Earth twins found but too hot for life

Read more below

By G.S. MUDUR
  • Published 21.12.11
  •  
Graphic displays the first two Earth-size extrasolar planets next to the Earth and Venus, ranked by their size. Credit: Tim Pyle

New Delhi, Dec. 20: Astronomers today announced their discovery of the first two Earth-size planets orbiting a distant star, but cautioned that both are so hellishly hot that they are unlikely to support life.

The planets Kepler-20e and Kepler-20f, orbiting a Sun-like star about 1,000 light years away, are the first true Earth-size planets found since astronomers began cataloguing planets beyond the solar system in the mid-1990s.

An international team of planet hunters used the US Kepler space observatory to study changes in light from the star Kepler-20 thought to be caused by the periodic transit of the planets in front of the star. The decrease in starlight during the transits suggests that Kepler-20e has a size 0.87 Earth radius, and Kepler-20f is even closer with 1.03 Earth radius. The findings will appear in the journal Nature tomorrow.

The two planets are among five orbiting Kepler-20, all of them closer to their parent star than the distance of Mercury from the Sun. Kepler-20e has a temperature of 767°C, while Kepler-20f is relatively cooler but still at a searing 432°C.

“The search for extrasolar planets has now crossed a threshold,” said Francois Fressin, a French astronomer at the Harvard Smithsonian Centre for Astrophysics in the US, and a member of the team.

The discovery demonstrates the Kepler observatory’s ability to detect Earth-size planets whose effects on starlight are so feeble that they are difficult to observe. “Now that we’ve found two, we hope to find more,” Fressin told The Telegraph.

“This is a big step towards finding a twin-Earth,” said Sujan Sengupta, associate professor at the Indian Institute of Astrophysics, Bangalore, who was not associated with the Kepler-20 search, but has been independently looking for extrasolar planets.

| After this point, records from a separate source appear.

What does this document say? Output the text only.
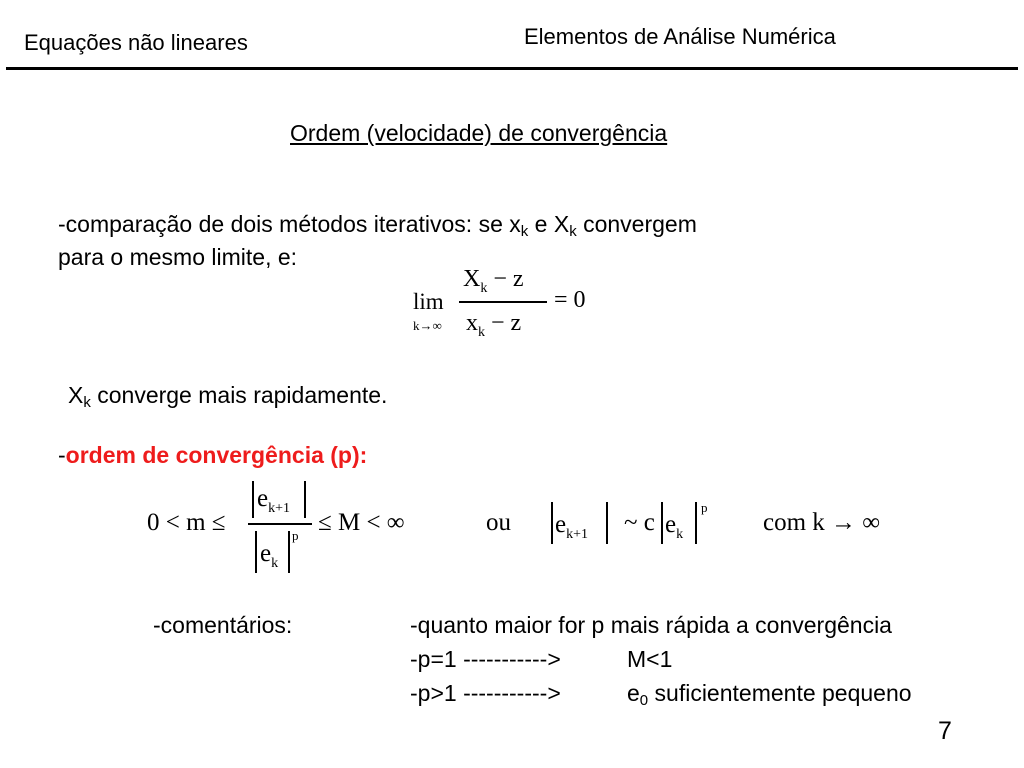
Equações não lineares	Elementos de Análise Numérica
Ordem (velocidade) de convergência
-comparação de dois métodos iterativos: se $x_k$ e $X_k$ convergem
para o mesmo limite, e:
lim
k→∞
$X_k - z$
$x_k - z$
= 0
$X_k$ converge mais rapidamente.
-ordem de convergência (p):
0 < m ≤
$e_{k+1}$
$e_k$
p ≤ M < ∞	ou $e_{k+1}$ ~ c $e_k$
p
com k → ∞
-comentários:	-quanto maior for p mais rápida a convergência
-p=1 ----------->	M<1
-p>1 ----------->	$e_0$ suficientemente pequeno
7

A planet’s habitability depends on its distance from the star and its size, he said.

“In addition to a planet’s surface temperature, a planet’s size determines its surface gravity, its internal structure and its atmospheric composition — and all of these can influence its habitability,” Sengupta told The Telegraph.

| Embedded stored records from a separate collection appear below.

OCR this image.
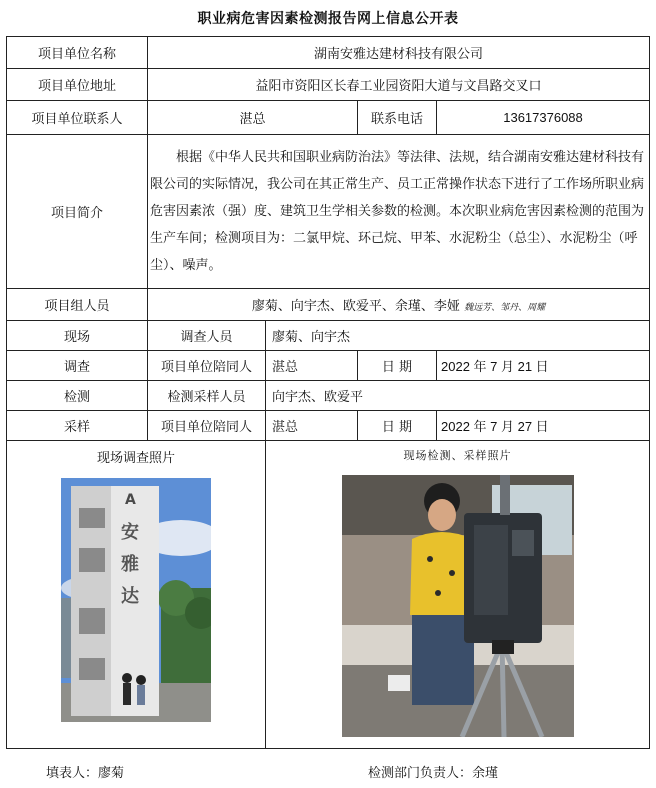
职业病危害因素检测报告网上信息公开表
项目单位名称	湖南安雅达建材科技有限公司			
项目单位地址	益阳市资阳区长春工业园资阳大道与文昌路交叉口			
项目单位联系人	湛总		联系电话	13617376088
项目简介	根据《中华人民共和国职业病防治法》等法律、法规，结合湖南安雅达建材科技有限公司的实际情况，我公司在其正常生产、员工正常操作状态下进行了工作场所职业病危害因素浓（强）度、建筑卫生学相关参数的检测。本次职业病危害因素检测的范围为生产车间；检测项目为：二氯甲烷、环己烷、甲苯、水泥粉尘（总尘）、水泥粉尘（呼尘）、噪声。			
项目组人员	廖菊、向宇杰、欧爱平、余瑾、李娅 魏远芳、邹丹、周耀			
现场	调查人员	廖菊、向宇杰		
调查	项目单位陪同人	湛总	日 期	2022 年 7 月 21 日
检测	检测采样人员	向宇杰、欧爱平		
采样	项目单位陪同人	湛总	日 期	2022 年 7 月 27 日

现场调查照片
A
安
雅
达		现场检测、采样照片		
填表人：廖菊	检测部门负责人：余瑾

Two weeks ago, the Kepler search team had announced the discovery of Kepler-22b, a planet lying within the habitable zone of another Sun-like star, at just the right distance to have liquid water, but it was too large for other conditions to be right. That planet, dubbed superEarth, had 2.4 times Earth radius and is thus likely to be a gas giant similar to Neptune in the solar system.

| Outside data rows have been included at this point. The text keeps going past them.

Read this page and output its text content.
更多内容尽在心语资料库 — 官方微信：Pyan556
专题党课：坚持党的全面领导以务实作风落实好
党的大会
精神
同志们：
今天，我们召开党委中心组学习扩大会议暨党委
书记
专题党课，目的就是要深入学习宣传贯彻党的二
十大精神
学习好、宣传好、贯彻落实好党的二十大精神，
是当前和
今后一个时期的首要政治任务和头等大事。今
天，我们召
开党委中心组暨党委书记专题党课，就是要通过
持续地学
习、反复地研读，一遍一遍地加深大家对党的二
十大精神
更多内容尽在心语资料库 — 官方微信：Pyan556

Kepler-20e and Kepler-20f are the right size, but too hot. “Neither are true Earth analogs, and indeed finding such a true twin Earth is the ultimate goal of the Kepler mission,” said David Charbonneau, professor of astronomy at Harvard University, another team member.

The astronomers have used theoretical calculations to suggest that both the planets could have a 32 per cent iron core and a 68 per cent silicate mantle, an internal makeup similar to that of the Earth.

The calculations combined with certain other assumptions also suggest that Kepler-20f could have an atmosphere with water vapour, while Kepler-20e could be entirely rocky, as all of its water would have been lost through evaporation. The researchers now plan to try and measure the mass of the planets which will help them determine whether the composition is indeed iron and silicate.

“These planets are not habitable in their current conditions,” said Fressin. “But it is possible that they have migrated closer and closer to their parent over time — so they might have been habitable in the past — although we can’t say when and for how long.”